More Than Skin Deep
After 20 years in esthetics and her own personal fitness journey, Laura Soulios built Body Tuned By to treat women’s bodies as whole systems—not just symptoms.
Written by Chelsea Clarke
The wellness industry has a talent for gaslighting women.
It tells them to glow up, then sells them skincare that ignores their hormones. It glorifies detoxes and 30-day challenges, but says nothing about longevity. It drowns them in cardio and caffeine and calorie restriction, and when that doesn’t work—when they’re still bloated, exhausted, and puffy—it tells them to try harder. Meditate more. Maybe cut out gluten. Again.
Laura Soulios had had enough of that.
“I didn’t set out to create the business I have now,” she says. “But over time, I kept seeing the same problem: women over 30 chasing quick fixes… yet still feeling bloated, tired, aged, and disconnected from their bodies.”
She heard it constantly in the treatment room: women coming in for laser hair removal, facials, skincare regimens. They left with smoother skin, sure. But underneath: burnout, hormonal chaos, a metabolism stuck in molasses, and the quiet, aching fear that maybe this is just what aging feels like.
Soulios had spent 20 years in medical esthetics and gone through her own transformation—a full-body recalibration that involved building muscle, balancing hormones, shedding weight, and ultimately stepping in front of the camera as a fitness model. But more than that, she understood that the body doesn’t operate in silos. You can’t treat the skin and ignore the gut. You can’t “tone” without fuel. You can’t starve your way to vitality.
So she threw out the wellness rulebook and built something else entirely.
Her company, Body Tuned By, aims to go a lot further than just skin-deep. It’s a full system built for women over 30 who are done being told their fatigue is just “life” and their weight gain is just “hormones.” At the heart of it is her Greek Goddess Experience—a clinical-meets-metabolic program that combines evidence-based skincare, hormone-supportive strength training, and nutrition that’s rooted in science.
“From both science and experience, I know true transformation doesn’t come from a single treatment—it comes from treating the entire system: skin, hormones, strength, and mindset,” she says.

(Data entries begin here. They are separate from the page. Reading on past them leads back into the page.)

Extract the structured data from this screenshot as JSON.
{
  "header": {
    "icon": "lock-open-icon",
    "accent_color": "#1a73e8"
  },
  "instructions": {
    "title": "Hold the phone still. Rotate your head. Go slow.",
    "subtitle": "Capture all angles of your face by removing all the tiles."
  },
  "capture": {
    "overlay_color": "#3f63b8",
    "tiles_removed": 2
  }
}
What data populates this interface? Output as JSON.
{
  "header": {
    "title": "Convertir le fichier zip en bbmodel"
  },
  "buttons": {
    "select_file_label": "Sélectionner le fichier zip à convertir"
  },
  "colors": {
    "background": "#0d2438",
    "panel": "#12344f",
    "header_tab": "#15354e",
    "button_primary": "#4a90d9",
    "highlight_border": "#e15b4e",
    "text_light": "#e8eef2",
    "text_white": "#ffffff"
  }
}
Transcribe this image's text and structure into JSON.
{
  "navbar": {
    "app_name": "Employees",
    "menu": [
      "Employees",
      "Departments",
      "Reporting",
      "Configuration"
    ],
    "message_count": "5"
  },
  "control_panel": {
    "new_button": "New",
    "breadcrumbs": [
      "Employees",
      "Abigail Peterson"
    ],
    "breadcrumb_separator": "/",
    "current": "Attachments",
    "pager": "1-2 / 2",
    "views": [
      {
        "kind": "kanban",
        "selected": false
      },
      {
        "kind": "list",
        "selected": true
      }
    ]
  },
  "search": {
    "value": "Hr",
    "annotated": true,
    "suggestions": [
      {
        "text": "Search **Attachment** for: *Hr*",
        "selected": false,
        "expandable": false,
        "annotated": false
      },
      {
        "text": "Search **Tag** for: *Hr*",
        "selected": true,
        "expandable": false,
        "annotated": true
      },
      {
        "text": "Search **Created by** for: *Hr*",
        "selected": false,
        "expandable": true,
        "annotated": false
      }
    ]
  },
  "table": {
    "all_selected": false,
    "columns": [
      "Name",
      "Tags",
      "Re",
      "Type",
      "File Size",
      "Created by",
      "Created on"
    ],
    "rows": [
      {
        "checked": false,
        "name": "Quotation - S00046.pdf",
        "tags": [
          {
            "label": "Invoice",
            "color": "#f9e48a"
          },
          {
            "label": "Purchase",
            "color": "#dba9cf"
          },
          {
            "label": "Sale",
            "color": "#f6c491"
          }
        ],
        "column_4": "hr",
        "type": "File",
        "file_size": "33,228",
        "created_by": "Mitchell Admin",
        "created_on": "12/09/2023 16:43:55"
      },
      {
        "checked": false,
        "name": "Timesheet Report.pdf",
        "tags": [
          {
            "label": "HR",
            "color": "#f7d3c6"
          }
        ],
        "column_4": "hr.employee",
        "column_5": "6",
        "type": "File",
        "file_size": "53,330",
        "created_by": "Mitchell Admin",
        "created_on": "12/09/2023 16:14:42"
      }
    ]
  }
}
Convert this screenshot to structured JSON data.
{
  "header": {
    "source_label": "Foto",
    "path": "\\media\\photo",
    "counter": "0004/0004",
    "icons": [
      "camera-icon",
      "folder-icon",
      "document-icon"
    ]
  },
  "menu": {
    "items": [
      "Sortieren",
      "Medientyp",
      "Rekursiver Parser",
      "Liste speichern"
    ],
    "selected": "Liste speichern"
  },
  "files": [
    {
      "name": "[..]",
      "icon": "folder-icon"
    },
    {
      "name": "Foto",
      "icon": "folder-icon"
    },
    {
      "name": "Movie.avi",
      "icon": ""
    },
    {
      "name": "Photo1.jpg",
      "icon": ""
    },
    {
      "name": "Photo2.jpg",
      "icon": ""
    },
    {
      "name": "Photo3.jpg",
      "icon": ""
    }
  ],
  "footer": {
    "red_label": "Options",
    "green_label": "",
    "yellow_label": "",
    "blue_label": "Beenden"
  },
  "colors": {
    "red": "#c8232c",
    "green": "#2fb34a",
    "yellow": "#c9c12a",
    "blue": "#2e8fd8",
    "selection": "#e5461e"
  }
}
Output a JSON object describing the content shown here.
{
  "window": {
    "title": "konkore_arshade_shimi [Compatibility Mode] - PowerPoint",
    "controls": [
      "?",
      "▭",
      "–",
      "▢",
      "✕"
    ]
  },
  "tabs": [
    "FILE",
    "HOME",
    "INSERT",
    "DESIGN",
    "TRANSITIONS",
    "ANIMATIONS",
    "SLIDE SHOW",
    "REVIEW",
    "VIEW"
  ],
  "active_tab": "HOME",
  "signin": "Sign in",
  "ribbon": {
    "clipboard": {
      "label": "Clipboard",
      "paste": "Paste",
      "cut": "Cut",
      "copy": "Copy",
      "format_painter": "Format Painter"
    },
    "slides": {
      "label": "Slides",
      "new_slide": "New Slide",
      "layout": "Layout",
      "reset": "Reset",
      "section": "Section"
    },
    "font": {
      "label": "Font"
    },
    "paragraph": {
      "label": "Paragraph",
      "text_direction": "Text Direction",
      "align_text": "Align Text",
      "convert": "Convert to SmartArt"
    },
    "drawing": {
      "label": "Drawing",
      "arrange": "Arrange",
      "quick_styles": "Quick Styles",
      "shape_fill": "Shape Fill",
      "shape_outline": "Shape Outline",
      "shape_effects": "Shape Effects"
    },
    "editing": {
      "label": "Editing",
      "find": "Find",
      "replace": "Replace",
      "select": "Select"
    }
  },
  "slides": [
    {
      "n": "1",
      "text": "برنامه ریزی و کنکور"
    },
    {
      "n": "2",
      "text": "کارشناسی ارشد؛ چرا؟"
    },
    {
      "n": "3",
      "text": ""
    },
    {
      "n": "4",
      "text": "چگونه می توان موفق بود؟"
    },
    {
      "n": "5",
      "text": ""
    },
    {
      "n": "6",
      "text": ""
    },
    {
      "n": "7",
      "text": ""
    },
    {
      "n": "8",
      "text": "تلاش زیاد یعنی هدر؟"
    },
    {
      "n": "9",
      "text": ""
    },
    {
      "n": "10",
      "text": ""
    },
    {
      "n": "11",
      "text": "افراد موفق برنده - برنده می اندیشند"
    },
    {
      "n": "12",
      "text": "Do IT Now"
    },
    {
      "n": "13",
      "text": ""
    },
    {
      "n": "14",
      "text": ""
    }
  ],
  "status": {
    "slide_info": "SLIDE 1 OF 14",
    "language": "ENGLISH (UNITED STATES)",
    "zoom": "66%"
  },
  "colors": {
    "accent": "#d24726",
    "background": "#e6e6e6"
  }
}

And while the physical changes her clients experience are pivotal, that’s not the whole story. Soulios offers something more rare: emotional validation in an industry that often forgets it matters. “I don’t just coach, I walk beside my clients,” she says. “Most of the women I work with have felt dismissed, overwhelmed, or told their symptoms are just ‘part of getting older.’”
That’s where she does her best work: at the point where the medical system throws up its hands and the wellness world starts selling snake oil. She doesn’t offer magic, but she does offer outcomes. Her method blends clinical structure with something women rarely find in healthcare: being taken seriously. “I meet them with science and empathy. I don’t sugarcoat what works, but I never shame them, either,” she says.
It’s that combination—truth without condescension—that spells “client loyalty.” They come for the results: clear skin, less bloat, better energy, tighter muscle, confidence. But they stay because they finally feel like someone understands how their body works, and how to support it without punishment.
For entrepreneurs trying to enter the wellness space, she offers a warning: don’t mimic, don’t perform, don’t chase virality. Start by solving the actual problem.
“Don’t get caught up in what everyone else is doing. Social media can make it feel like you’re always behind or in competition, but your lane is yours for a reason,” she says. “Compare yourself only to your past self: Are you growing? Are you becoming the version of you who can lead others?”
And when in doubt, stay consistent. Not trendy. Not flashy. Just clear. “Get results first. Show people what’s possible. And above all, stay consistent. Consistency over perfection. The money and momentum follow the mission, so get crystal clear on why this matters and who you’re here to help.”
That clarity shows in her clients—and in her own body of work. She’s not trying to be the face of wellness. She’s trying to change what wellness even means. Because women don’t need more advice. They need someone who’s actually paying attention.